Born in rural Alabama, Rick Lowe is a distinguished artist whose remarkable achievements in the art world are mirrored by his championship of people and communities through social practice-based art projects, as evidenced, in particular, through Houston’s noteworthy Project Row Houses. Co-founded in 1993 by Lowe, Project Row Houses is an arts and cultural community located in Houston’s significant, historical Third Ward – one of the city’s oldest African American neighborhoods. Much of Lowe’s interest and adept skill with collaboration comes from his family upbringing, where he was surrounded by a large family of four brothers and seven sisters. This sense of familial community is closely mirrored in many of his projects that focus on building and nurturing relationships. 

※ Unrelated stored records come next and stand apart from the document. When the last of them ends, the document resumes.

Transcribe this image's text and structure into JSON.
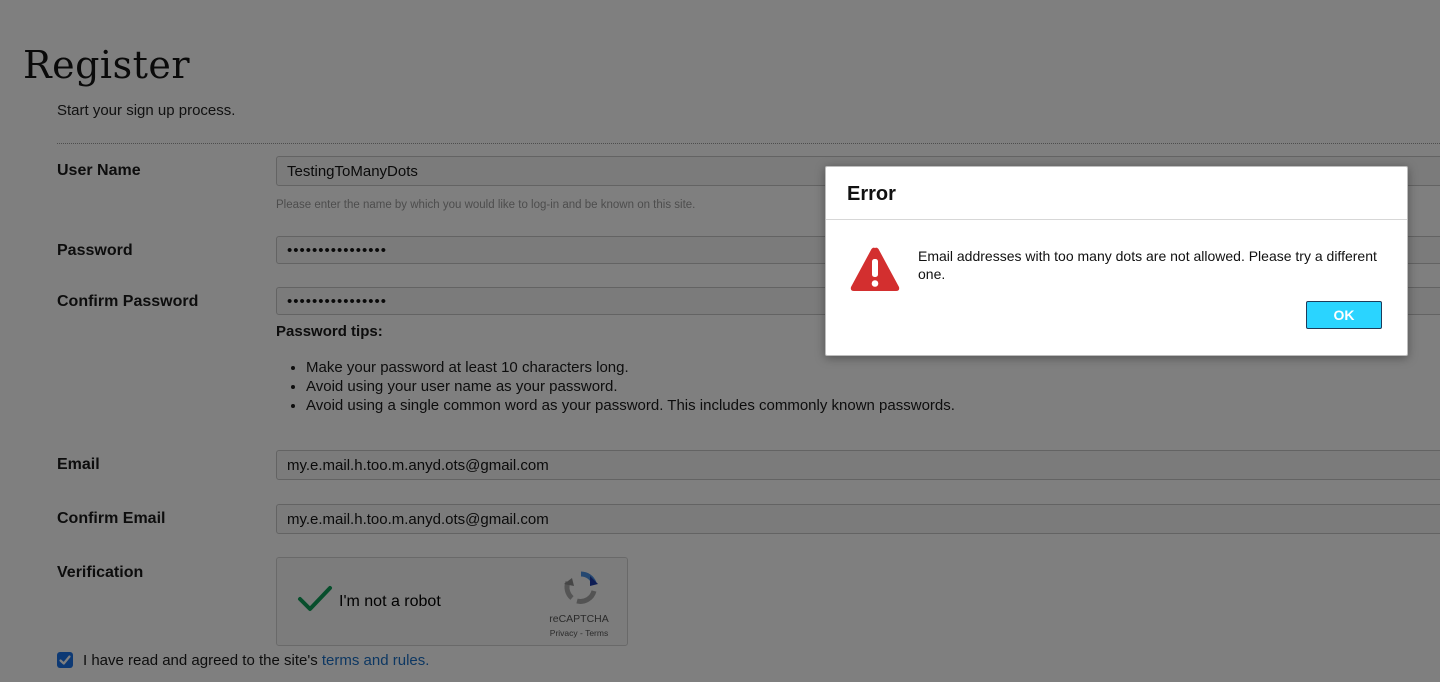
{
  "page": {
    "title": "Register",
    "intro": "Start your sign up process."
  },
  "form": {
    "username": {
      "label": "User Name",
      "value": "TestingToManyDots",
      "hint": "Please enter the name by which you would like to log-in and be known on this site."
    },
    "password": {
      "label": "Password",
      "value": "••••••••••••••••"
    },
    "confirm_password": {
      "label": "Confirm Password",
      "value": "••••••••••••••••"
    },
    "password_tips": {
      "title": "Password tips:",
      "items": [
        "Make your password at least 10 characters long.",
        "Avoid using your user name as your password.",
        "Avoid using a single common word as your password. This includes commonly known passwords."
      ]
    },
    "email": {
      "label": "Email",
      "value": "my.e.mail.h.too.m.anyd.ots@gmail.com"
    },
    "confirm_email": {
      "label": "Confirm Email",
      "value": "my.e.mail.h.too.m.anyd.ots@gmail.com"
    },
    "verification": {
      "label": "Verification",
      "checkbox_label": "I'm not a robot",
      "brand": "reCAPTCHA",
      "links": "Privacy - Terms",
      "checked": true
    },
    "agreement": {
      "text": "I have read and agreed to the site's",
      "link_text": "terms and rules.",
      "checked": true
    }
  },
  "dialog": {
    "title": "Error",
    "message": "Email addresses with too many dots are not allowed. Please try a different one.",
    "ok_label": "OK",
    "icon": "warning-icon"
  },
  "colors": {
    "overlay": "rgba(0,0,0,0.5)",
    "ok_button": "#2ad4ff",
    "link": "#1a6fc4",
    "checkbox": "#1a73e8",
    "warning": "#d32f2f",
    "recaptcha_check": "#0f9d58"
  }
}
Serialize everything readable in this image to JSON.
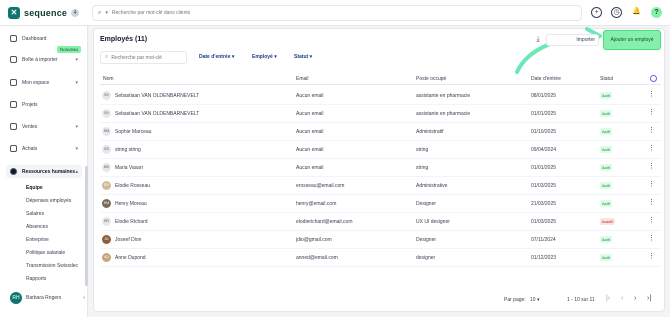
{
  "app": {
    "logo_text": "sequence",
    "logo_badge": "4"
  },
  "top_search": {
    "placeholder": "Recherche par mot-clé dans clients"
  },
  "top_icons": [
    "plus-circle-icon",
    "clock-icon",
    "bell-icon",
    "help-icon"
  ],
  "sidebar": {
    "items": [
      {
        "label": "Dashboard"
      },
      {
        "label": "Boîte à importer"
      },
      {
        "label": "Mon espace"
      },
      {
        "label": "Projets"
      },
      {
        "label": "Ventes"
      },
      {
        "label": "Achats"
      },
      {
        "label": "Ressources humaines"
      }
    ],
    "new_badge": "Nouveau",
    "sub_items": [
      "Equipe",
      "Dépenses employés",
      "Salaires",
      "Absences",
      "Entreprise",
      "Politique salariale",
      "Transmission Swissdec",
      "Rapports"
    ],
    "user": {
      "initials": "RH",
      "name": "Barbara Rogers"
    }
  },
  "main": {
    "title": "Employés (11)",
    "import_label": "Importer",
    "add_label": "Ajouter un employé",
    "search_placeholder": "Recherche par mot-clé",
    "filters": [
      "Date d'entrée",
      "Employé",
      "Statut"
    ],
    "columns": [
      "Nom",
      "Email",
      "Poste occupé",
      "Date d'entrée",
      "Statut"
    ],
    "rows": [
      {
        "initials": "SV",
        "name": "Sebastiaan VAN OLDENBARNEVELT",
        "email": "Aucun email",
        "role": "assistante en pharmacie",
        "date": "08/01/2025",
        "status": "Actif"
      },
      {
        "initials": "SV",
        "name": "Sebastiaan VAN OLDENBARNEVELT",
        "email": "Aucun email",
        "role": "assistante en pharmacie",
        "date": "01/01/2025",
        "status": "Actif"
      },
      {
        "initials": "SM",
        "name": "Sophie Marceau",
        "email": "Aucun email",
        "role": "Administratif",
        "date": "01/10/2025",
        "status": "Actif"
      },
      {
        "initials": "SS",
        "name": "string string",
        "email": "Aucun email",
        "role": "string",
        "date": "09/04/2024",
        "status": "Actif"
      },
      {
        "initials": "MV",
        "name": "Maria Vasari",
        "email": "Aucun email",
        "role": "string",
        "date": "01/01/2025",
        "status": "Actif"
      },
      {
        "initials": "ER",
        "name": "Elodie Rosseau",
        "email": "erosseau@email.com",
        "role": "Administrative",
        "date": "01/03/2025",
        "status": "Actif"
      },
      {
        "initials": "HM",
        "name": "Henry Moreau",
        "email": "henry@email.com",
        "role": "Designer",
        "date": "21/03/2025",
        "status": "Actif"
      },
      {
        "initials": "ER",
        "name": "Elodie Richard",
        "email": "elodierichard@email.com",
        "role": "UX UI designer",
        "date": "01/03/2025",
        "status": "Inactif"
      },
      {
        "initials": "JD",
        "name": "Joseef Dion",
        "email": "jdio@gmail.com",
        "role": "Designer",
        "date": "07/11/2024",
        "status": "Actif"
      },
      {
        "initials": "AD",
        "name": "Anne Dupond",
        "email": "anned@email.com",
        "role": "designer",
        "date": "01/12/2023",
        "status": "Actif"
      }
    ],
    "pagination": {
      "per_page_label": "Par page:",
      "per_page": "10",
      "range": "1 - 10 sur 11"
    }
  },
  "colors": {
    "accent": "#86efac",
    "brand": "#0f766e",
    "filter_text": "#1e3a8a"
  }
}
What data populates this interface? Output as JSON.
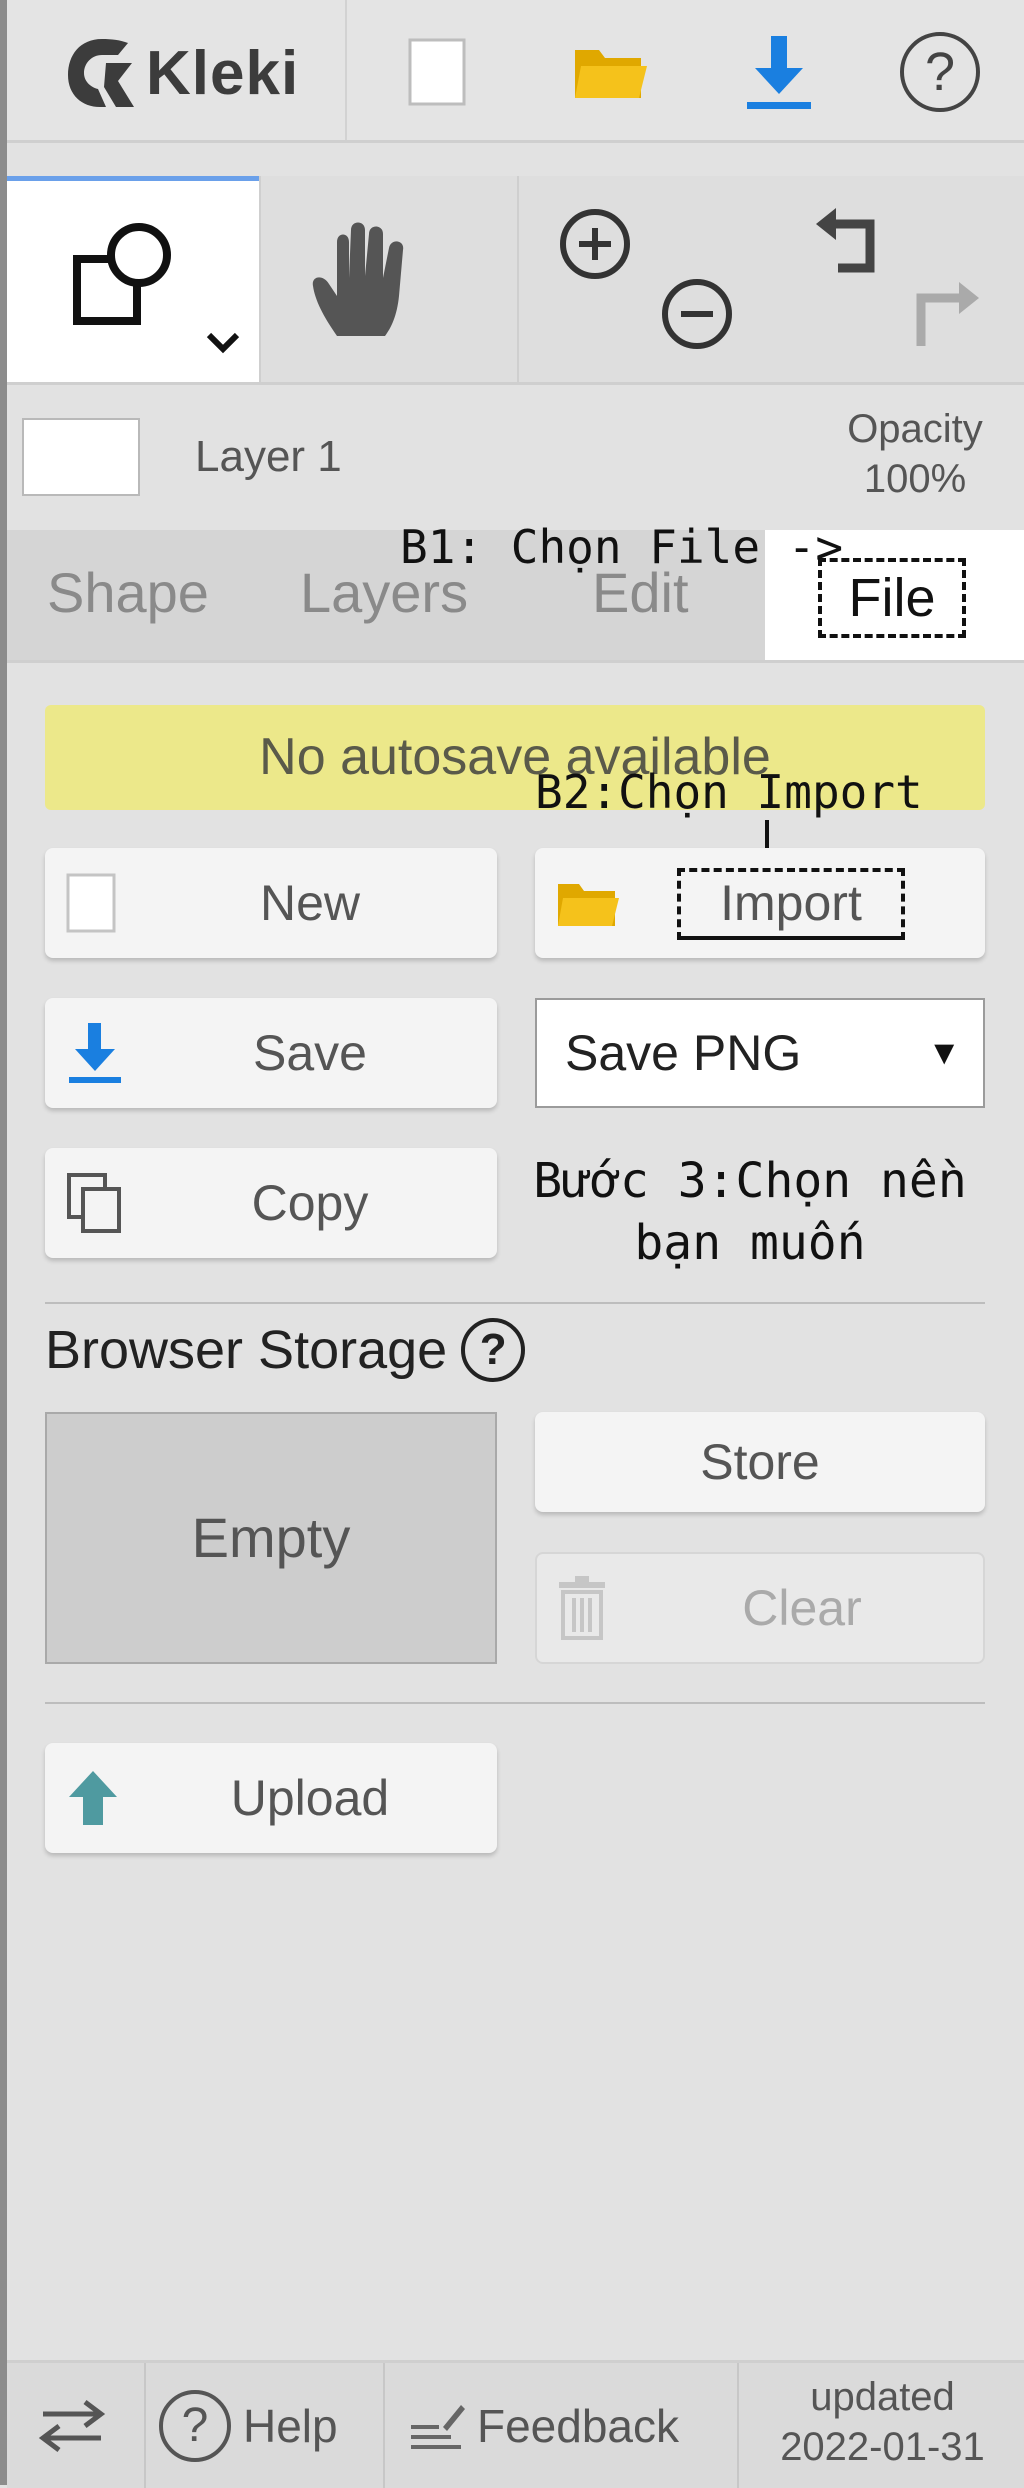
{
  "app": {
    "name": "Kleki"
  },
  "toolbar": {
    "new_icon": "new-file-icon",
    "open_icon": "folder-icon",
    "download_icon": "download-icon",
    "help_icon": "help-icon"
  },
  "tools": {
    "shape_icon": "shape-tool-icon",
    "hand_icon": "hand-tool-icon",
    "zoom_in": "zoom-in-icon",
    "zoom_out": "zoom-out-icon",
    "undo": "undo-icon",
    "redo": "redo-icon"
  },
  "layer": {
    "name": "Layer 1",
    "opacity_label": "Opacity",
    "opacity_value": "100%"
  },
  "tabs": [
    {
      "label": "Shape",
      "active": false
    },
    {
      "label": "Layers",
      "active": false
    },
    {
      "label": "Edit",
      "active": false
    },
    {
      "label": "File",
      "active": true
    }
  ],
  "annotations": {
    "step1": "B1: Chọn File ->",
    "step2": "B2:Chọn Import",
    "step3_line1": "Bước 3:Chọn nền",
    "step3_line2": "bạn muốn"
  },
  "file_panel": {
    "notice": "No autosave available",
    "new_label": "New",
    "import_label": "Import",
    "save_label": "Save",
    "save_format": "Save PNG",
    "copy_label": "Copy",
    "storage_title": "Browser Storage",
    "storage_help": "?",
    "storage_state": "Empty",
    "store_label": "Store",
    "clear_label": "Clear",
    "upload_label": "Upload"
  },
  "footer": {
    "swap_icon": "swap-arrows-icon",
    "help_label": "Help",
    "feedback_label": "Feedback",
    "updated_label": "updated",
    "updated_date": "2022-01-31"
  },
  "colors": {
    "accent_blue": "#1a7fe0",
    "folder_yellow": "#f5c21b",
    "notice_bg": "#ece88a",
    "upload_teal": "#4f9aa0"
  }
}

Lowe, who attended Columbus College, Columbus, Georgia (1979-82) and Texas Southern University, Houston, Texas (1990-92) is recognized for his community engagement projects and philosophical approach of “social sculpture” that uses creativity as a catalyst for change and empowerment of people in economic, social and political realms. Lowe is also known for his visual artistic repertoire that includes abstract works on paper and paintings often depicting ariel views of domino games. He became fascinated by the shapes and patterns made by the game, especially seen when played with black dominoes on a white table. The artist eventually started taking photographs of the games, documenting the movements and paths created that resemble, in many ways, the maps made by urban planners of cities and interconnected neighborhood communities. Lowe traces the shapes after his games, eventually layering them one on top of the other – the end result creating a multilayered, abstract composition. A longtime lover of the game, Lowe saw dominoes as an everyday activity and familiar way to connect, interact and engage with the residential community surrounding Project Row Houses. 

“The paintings and drawings I make are deeply rooted in the experience of what I call “domino culture.” While dominoes is a board game like many other board games played around the world, I find that dominoes, in particular, generates a kind of culture in communities where it is played,” states Lowe. “It has the contemplative element of chess, the rapid maneuvering of checkers, but unlike most board games, dominoes often times are slammed to the table with great force highlighting the physicality of the game. For me, the culture is informed by the sounds of the dominoes clacking on the table (in places where dominoes has generated a culture, it’s not a silent game), the boisterous bluffing to gain advantage, and most important to me, the beautiful shapes that form as the dominoes are laid out. I feel fortunate to have been a student of many great thinkers who may be locked out of traditional academic institutions. These thinkers have keen eyes, ears, and minds to what is happening in many areas of life that range from the social, political, to the economic.” 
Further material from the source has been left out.